I intended to include a list here covering a question that we mastering guys hear all of time time; "I've found this (fill in the blank) type of tape/disc from an old session. What could this be?", but this has already gone longer than I expected. I'll do that next entry.



Thursday, February 4, 2010

What is Acceptable as a Master?

As the home recording 'revolution' continues, we are seeing more and more people charging for professional audio services but who apparently have no idea about standards that have to be met in order to assure the best audio quality, and what to give their clients so they can proceed to post-production, mastering and manufacturing. There is a disturbing trend, especially in the hip-hop community, of studios, producers and so-called mastering engineers delivering mp3s as masters.

PLEASE MAKE NOTE - MP3 IS BARELY ACCEPTABLE AS A CONSUMER FORMAT. IT IS NOT ACCEPTABLE AS A MIX MASTER, PRODUCTION MASTER OR FOR ANY OTHER PROFESSIONAL APPLICATION!

The only thing in professional production that mp3 is used for is as a quick reference that can be uploaded for a client to approve a mix, an edit or a revision etc. Also, most stadium and arena music comes from mp3, but that is hardly a critical listening environment.

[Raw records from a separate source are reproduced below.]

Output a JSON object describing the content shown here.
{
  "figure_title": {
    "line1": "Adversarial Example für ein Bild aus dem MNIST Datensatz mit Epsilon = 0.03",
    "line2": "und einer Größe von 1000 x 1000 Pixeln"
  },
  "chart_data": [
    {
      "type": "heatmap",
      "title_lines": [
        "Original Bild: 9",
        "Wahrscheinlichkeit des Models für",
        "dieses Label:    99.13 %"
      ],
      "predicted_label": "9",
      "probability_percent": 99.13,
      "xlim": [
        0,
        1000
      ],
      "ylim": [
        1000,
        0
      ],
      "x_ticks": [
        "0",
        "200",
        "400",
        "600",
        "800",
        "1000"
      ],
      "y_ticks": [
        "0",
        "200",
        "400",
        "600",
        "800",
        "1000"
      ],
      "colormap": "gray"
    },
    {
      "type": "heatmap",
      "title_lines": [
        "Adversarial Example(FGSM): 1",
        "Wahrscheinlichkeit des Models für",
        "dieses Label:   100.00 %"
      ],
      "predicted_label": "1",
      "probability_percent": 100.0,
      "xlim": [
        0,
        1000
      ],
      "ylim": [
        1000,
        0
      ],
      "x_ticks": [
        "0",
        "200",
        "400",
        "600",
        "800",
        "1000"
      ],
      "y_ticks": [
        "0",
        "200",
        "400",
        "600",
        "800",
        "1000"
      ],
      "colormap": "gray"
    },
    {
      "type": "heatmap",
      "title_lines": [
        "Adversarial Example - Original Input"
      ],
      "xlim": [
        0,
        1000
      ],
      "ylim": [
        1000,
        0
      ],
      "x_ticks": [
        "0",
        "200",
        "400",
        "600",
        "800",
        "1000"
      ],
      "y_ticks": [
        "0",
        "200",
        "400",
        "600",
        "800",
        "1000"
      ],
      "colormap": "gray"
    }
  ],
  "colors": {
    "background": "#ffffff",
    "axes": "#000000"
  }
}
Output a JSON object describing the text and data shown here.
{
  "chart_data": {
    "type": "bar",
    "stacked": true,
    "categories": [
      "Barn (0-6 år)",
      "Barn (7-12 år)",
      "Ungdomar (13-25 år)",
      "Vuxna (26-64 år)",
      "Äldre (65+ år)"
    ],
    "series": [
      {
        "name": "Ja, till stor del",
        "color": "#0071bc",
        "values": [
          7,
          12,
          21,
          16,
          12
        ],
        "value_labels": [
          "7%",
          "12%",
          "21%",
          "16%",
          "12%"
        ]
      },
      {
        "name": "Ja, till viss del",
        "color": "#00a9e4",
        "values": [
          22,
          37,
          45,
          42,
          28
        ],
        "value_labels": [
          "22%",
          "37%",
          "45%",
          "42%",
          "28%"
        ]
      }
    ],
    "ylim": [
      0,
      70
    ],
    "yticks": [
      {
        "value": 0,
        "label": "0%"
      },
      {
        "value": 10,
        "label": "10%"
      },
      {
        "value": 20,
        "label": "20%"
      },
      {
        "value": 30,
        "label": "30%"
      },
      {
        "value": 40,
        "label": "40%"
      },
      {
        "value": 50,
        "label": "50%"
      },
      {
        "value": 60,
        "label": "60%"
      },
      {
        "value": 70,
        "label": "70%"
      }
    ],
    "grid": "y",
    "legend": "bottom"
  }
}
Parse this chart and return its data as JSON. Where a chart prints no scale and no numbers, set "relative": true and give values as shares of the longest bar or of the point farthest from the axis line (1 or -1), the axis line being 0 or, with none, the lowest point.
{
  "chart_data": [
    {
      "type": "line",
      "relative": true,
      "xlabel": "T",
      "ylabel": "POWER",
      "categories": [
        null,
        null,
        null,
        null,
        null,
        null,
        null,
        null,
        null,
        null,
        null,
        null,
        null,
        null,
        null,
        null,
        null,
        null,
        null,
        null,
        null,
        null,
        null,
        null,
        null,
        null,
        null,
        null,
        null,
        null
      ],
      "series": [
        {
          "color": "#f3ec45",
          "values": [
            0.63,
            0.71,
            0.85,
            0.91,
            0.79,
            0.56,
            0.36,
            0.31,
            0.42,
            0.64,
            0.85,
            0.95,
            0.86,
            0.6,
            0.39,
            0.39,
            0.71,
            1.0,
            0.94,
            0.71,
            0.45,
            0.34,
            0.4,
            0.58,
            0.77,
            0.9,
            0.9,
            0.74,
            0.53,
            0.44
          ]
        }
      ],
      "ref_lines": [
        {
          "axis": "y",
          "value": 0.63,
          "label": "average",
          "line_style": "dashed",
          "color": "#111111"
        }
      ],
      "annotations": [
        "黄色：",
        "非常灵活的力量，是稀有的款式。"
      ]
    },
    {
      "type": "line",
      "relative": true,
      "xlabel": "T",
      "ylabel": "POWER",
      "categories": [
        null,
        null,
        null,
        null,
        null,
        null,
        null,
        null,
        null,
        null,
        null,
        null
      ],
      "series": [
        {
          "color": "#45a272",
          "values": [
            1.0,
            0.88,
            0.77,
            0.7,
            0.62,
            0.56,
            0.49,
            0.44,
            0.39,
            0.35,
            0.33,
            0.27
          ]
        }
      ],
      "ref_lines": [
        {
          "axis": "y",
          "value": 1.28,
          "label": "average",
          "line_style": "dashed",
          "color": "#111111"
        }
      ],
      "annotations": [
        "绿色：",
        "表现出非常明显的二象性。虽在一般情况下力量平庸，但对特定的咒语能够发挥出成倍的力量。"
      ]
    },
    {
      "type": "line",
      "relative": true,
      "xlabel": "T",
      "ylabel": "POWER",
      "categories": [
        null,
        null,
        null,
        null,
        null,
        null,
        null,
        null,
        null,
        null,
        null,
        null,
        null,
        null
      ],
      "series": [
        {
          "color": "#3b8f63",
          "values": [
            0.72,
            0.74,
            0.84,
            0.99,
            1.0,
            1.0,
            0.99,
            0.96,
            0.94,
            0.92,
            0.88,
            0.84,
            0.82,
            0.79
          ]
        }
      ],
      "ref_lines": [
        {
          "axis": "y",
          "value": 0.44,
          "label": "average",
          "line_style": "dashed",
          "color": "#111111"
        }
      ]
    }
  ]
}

If you mix to a digital recording system, when you leave the studio you should have your mixes in as high resolution digital format as possible. Refer to our blog entry of Sept. 15, 2009 "Audio File Formats, Sample Rates and Bit Depth" for a detailed explanation. But in brief, your mixes should be .wav, .aif or .sd2 audio files of at least 24 bit resolution and at the same sample rate your session was tracked at. In other words no sample rate conversion should have been performed. Also, be sure you get your 1st generation, unprocessed mixes. That means no normalizing, fades, edits or any other process has been applied. You might also have a folder of Edit Masters which have fades & edits (normalizing shouldn't be done in any case), but for mastering you want the totally unaffected mix masters.

It's a good idea for you to take a hard drive to the studio and have them put your high res audio files there, or the studio may have priced a drive in your package, but you should also have them create one or more data CD-Rs or DVDs containing your mixes. I've seen it before; artists who think they've done the right thing by storing all of their mixes and sessions on a hard drive, only to have the drive fail. Having them on a hard medium like CD-R or DVD is the safest backup. Of course you also want the studio to provide you with an audio CD-R reference disc so you can easily proof your mixes, but for your archive and for mastering, post production etc. they should be high resolution .aif or .wav or .sd2 audio files.